Il volto dell’Addolorata è il volto di tutta l’umanità

Omelia nella V domenica di Quaresima - Madonna Addolorata, chiesa di Santo Stefano, Belluno
03-04-2022

Is 43,16-21; Sal 125(126); Fil 3,8-14; Gv 8,1-11

Il nostro sguardo, anzi il nostro affetto e, dunque, la nostra confidente invocazione si rivolgono oggi a Maria, da noi venerata come l’“Addolorata”.

Il suo volto manifesta un enorme dolore materno, perché è innanzi al suo Figlio appeso alla croce. Possiamo trasferire in lei le parole che Paolo ci ha confidato scrivendo ai Filippesi: «Io possa conoscere lui, la potenza della sua risurrezione, la comunione alle sue sofferenze, facendomi conforme alla sua morte, nella speranza di giungere alla risurrezione dei morti».

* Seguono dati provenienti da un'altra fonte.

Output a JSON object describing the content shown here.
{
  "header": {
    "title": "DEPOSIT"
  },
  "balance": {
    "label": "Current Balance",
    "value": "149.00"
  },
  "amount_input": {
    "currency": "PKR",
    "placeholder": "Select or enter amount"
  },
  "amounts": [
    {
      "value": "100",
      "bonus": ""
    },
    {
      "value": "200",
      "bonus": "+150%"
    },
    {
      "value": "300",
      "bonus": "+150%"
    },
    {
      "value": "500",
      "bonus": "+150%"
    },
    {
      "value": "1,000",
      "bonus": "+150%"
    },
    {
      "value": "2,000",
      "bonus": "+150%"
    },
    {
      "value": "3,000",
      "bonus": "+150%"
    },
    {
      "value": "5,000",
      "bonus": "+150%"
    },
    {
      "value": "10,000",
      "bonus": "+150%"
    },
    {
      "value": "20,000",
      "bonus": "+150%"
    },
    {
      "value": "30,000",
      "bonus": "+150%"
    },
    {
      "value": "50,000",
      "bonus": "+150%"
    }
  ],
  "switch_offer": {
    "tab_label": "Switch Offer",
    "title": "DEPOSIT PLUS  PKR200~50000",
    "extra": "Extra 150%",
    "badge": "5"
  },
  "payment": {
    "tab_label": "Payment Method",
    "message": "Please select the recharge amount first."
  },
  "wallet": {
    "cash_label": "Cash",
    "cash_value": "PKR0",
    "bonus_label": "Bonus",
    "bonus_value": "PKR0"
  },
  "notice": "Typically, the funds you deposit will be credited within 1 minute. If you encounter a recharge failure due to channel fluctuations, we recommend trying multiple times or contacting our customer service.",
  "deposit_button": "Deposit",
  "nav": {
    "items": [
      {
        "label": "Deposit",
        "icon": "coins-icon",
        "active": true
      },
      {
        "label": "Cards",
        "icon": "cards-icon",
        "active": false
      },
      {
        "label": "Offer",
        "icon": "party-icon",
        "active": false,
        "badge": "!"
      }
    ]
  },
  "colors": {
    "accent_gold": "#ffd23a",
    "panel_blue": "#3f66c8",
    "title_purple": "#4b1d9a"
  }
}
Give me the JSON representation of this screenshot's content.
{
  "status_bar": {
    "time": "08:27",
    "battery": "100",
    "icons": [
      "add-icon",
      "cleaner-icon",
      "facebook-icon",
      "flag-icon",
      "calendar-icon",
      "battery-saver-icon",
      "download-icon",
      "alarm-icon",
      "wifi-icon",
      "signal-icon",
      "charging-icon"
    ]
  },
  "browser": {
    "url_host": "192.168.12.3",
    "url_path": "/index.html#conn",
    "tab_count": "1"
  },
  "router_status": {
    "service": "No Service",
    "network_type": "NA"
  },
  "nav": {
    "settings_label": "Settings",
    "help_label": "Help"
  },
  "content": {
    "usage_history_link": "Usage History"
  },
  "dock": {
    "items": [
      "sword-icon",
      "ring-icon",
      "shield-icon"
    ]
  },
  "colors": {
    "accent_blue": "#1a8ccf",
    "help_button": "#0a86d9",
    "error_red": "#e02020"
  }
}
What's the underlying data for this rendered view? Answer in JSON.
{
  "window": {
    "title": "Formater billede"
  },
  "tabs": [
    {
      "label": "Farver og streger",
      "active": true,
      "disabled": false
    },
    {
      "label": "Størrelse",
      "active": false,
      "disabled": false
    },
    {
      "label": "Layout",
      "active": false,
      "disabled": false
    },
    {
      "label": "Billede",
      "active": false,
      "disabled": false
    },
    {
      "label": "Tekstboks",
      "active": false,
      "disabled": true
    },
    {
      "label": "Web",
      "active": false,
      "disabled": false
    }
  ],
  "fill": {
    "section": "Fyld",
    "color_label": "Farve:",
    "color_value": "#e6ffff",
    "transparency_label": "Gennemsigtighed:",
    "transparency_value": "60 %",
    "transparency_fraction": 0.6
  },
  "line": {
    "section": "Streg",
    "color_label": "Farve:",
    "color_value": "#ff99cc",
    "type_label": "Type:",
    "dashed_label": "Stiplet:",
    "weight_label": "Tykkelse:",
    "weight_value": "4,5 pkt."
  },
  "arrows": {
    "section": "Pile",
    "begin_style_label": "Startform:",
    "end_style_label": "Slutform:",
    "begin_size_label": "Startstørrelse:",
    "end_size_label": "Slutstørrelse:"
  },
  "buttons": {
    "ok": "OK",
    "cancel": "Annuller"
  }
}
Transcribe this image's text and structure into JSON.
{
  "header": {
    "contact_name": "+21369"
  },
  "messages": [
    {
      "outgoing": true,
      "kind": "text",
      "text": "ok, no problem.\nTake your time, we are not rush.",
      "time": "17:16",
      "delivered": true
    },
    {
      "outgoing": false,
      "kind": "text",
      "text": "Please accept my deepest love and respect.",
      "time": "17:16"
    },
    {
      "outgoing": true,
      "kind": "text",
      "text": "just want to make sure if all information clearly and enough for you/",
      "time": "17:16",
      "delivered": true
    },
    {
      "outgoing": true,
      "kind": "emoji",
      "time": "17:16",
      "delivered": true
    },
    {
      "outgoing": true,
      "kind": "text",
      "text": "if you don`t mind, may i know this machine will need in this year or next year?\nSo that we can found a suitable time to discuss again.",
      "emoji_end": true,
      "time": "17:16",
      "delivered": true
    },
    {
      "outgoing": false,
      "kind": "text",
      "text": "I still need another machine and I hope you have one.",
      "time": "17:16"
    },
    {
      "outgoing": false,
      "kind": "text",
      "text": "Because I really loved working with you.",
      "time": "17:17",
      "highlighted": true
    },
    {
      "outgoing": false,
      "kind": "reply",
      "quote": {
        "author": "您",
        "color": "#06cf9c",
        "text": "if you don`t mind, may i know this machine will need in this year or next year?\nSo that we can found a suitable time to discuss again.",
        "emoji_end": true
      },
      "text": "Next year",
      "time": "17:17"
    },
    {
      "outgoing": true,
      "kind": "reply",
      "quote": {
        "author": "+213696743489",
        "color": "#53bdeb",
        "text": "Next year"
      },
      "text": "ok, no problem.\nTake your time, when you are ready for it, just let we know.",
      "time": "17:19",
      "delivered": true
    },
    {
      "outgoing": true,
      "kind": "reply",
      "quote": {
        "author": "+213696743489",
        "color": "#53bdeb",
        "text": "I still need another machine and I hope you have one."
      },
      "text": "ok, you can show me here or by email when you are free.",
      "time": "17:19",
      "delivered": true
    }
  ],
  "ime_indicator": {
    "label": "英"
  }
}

Non possiamo oggi dimenticare il tenero volto di ogni madre carico di lacrime per ogni figlio e figlia esposti all’immane dolore della guerra e travolti dalla sua forza distruttrice. Oggi il volto dell’Addolorata è il volto di tutta l’umanità. Attraverso quello che sta avvenendo alle soglie dell’Europa dell’Est si riversa su di noi tutto ciò che l’umanità sta soffrendo nelle tante guerre che la insanguinano e la lacerano. Si aprono anche le fessure del passato da cui non ci siamo lasciati ammaestrare peggiorando tale male della guerra.

Eppure i tratti di dolore portati dall’immagine di Maria Addolorata sono già una guarigione promessa e seminata. Nel suo cuore amante già vi sono i germogli di una generazione nuova. Dio non può lasciare l’umanità in un destino di morte, infatti la sua parola con cui ci chiama alla vita è sempre una parola creatrice. Ed essa apre una strada nuova: «Non ricordate più le cose passate, non pensate più alle cose antiche! Ecco, io faccio una cosa nuova: proprio ora germoglia, non ve ne accorgete?».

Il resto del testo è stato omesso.